Entre coca legal y excedente, Bolivia tiene actualmente 20.200 hectáreas de coca, y la nueva frontera legal de cultivos casi coincide con los cultivos existentes. Un estudio del Gobierno de 2013, financiado por la Unión Europea, señala que la demanda legal de la coca, para infusión, mascado y rituales religiosos, se satisface con el cultivo de 14.700 hectáreas.

Bolivia es el tercer mayor productor mundial de coca después de Colombia y Perú, países que, a contramano, luchan por disminuir sus cultivos.

Para la oposición, la nueva norma en Bolivia tendría serios efectos colaterales. El expresidente Jorge Quiroga está convencido que esta ley "va a traer vergüenza internacional y hará un daño enorme a nuestra imagen, a nuestros ciudadanos, por el estigma y el narcotráfico que va a generar y la criminalidad que va a crear en Bolivia". Según él, "los informes de instituciones como la Unión Europea o de la ONU indican que el 90% de la coca del Chapare va al narcotráfico".

El presidente Morales ha insistido en que debe despenalizarse mundialmente el uso de la hoja de coca, sobre todo el "acullico" o mascado ancestral de los campesinos para no padecer hambre ni fatiga durante sus labores en las alturas.

La flamante ley será presentada por el Gobierno boliviano la siguiente semana ante el 61º período de sesiones de la Comisión de Estupefacientes de Naciones Unidas, en Viena.

De acuerdo a la diputada opositora y politóloga Jimena Costa, la nueva norma "acarreará dificultades internacionales" puesto que "estaría poniendo a disposición del narcotráfico más de 11.000 toneladas métricas anuales de hoja de coca", que resultan del rendimiento de la ampliación de la frontera de cultivo.

Colombia.

Además de aumentar el área de producción en Bolivia, Morales criticó a Colombia por el crecimiento de los cultivos de coca. Morales dijo que Colombia en 2015 tenía 96.000 hectáreas y que de 2015 a 2016 se estima que pasó a 120.000 hectáreas.

"Perdonen, que me disculpen, con respeto, pero una verdad sobre Colombia: Colombia con bases militares, con DEA norteamericana, y cada año (recibe) para la lucha contra el narcotráfico, 1.000 millones de dólares", reseñó.

Morales aseguró en 2012 que es Estados Unidos quien comanda las Fuerzas Armadas colombianas.
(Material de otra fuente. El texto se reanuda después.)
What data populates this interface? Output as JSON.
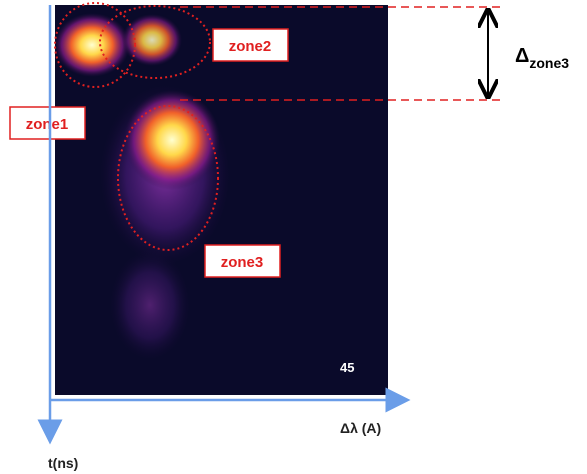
{
  "labels": {
    "zone1": "zone1",
    "zone2": "zone2",
    "zone3": "zone3"
  },
  "frame_number": "45",
  "x_axis_label": "Δλ (A)",
  "y_axis_label": "t(ns)",
  "delta_label": {
    "symbol": "Δ",
    "subscript": "zone3"
  }
}
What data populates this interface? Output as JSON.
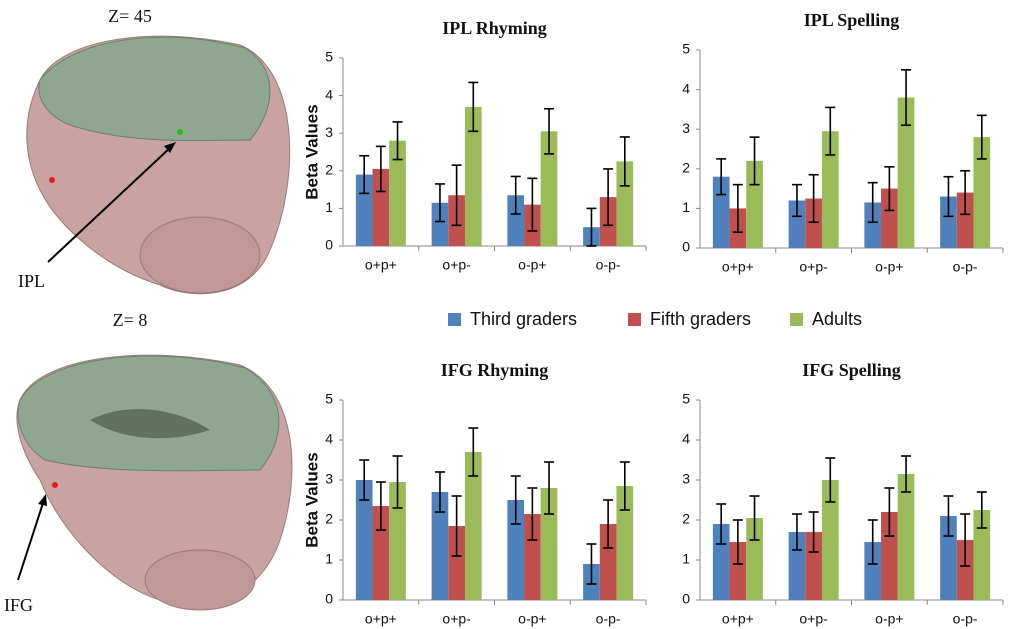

Según Naciones Unidas, Colombia hasta 2015 tenía 96.000 hectáreas de sembradíos de coca y se estima que produce 646 toneladas de cocaína al año, siendo el primer productor mundial de esta planta.

"Un dolor insoportable que no me dejó dormir".

El presidente boliviano Evo Morales reveló ayer miércoles que tuvo un dolor "insoportable" que no lo dejaba dormir, por lo que buscó atención médica en Cuba, adonde volverá a viajar en un mes para que el extirpen un nódulo benigno en la laringe. "Soy medio duro, pero por primera vez tuve un problema muy serio" de salud, dijo en un discurso en la entrega de una escuela en El Alto, ciudad vecina a La Paz. "Dos o tres noches no podía dormir, nunca me había pasado eso", confió el presidente.

LA HOJA DE COCA EN BOLIVIA.

Patrimonio.

En Bolivia, por la Constitución vigente desde 2009, la hoja de coca tiene el rango de patrimonio por factores culturales y por su masticación o "acullicu" que practican algunos sectores sociales. Pero una parte de la producción se deriva al narcotráfico para fabricar cocaína.

Marco legal.

La producción de coca en Bolivia era regulada hasta ahora por la llamada Ley 1008, vigente desde 1988, que también fijaba los parámetros para la lucha contra el narcotráfico. Esa norma establecía un límite máximo de 12.000 hectáreas de cultivos legales en la zona subtropical de Los Yungas, en La Paz. Además, un convenio firmado por el gobierno de Carlos Mesa (2003-2005) con los cocaleros permitía que en el Chapare se cultive un máximo de 3.200 hectáreas, aunque los campesinos de esa región siempre cultivaron más del doble.

Producción.

La nueva norma sube la superficie legal de las plantaciones hasta las 22.000 has, de las que 14.300 estarán en Los Yungas y 7.700 en el Chapare, pero además exime a los productores del pago de impuestos por esta actividad. La oposición critica el incremento de la superficie con el argumento de que generará más narcotráfico, y los sindicatos de cocaleros de Los Yungas porque favorece más a los de Chapare.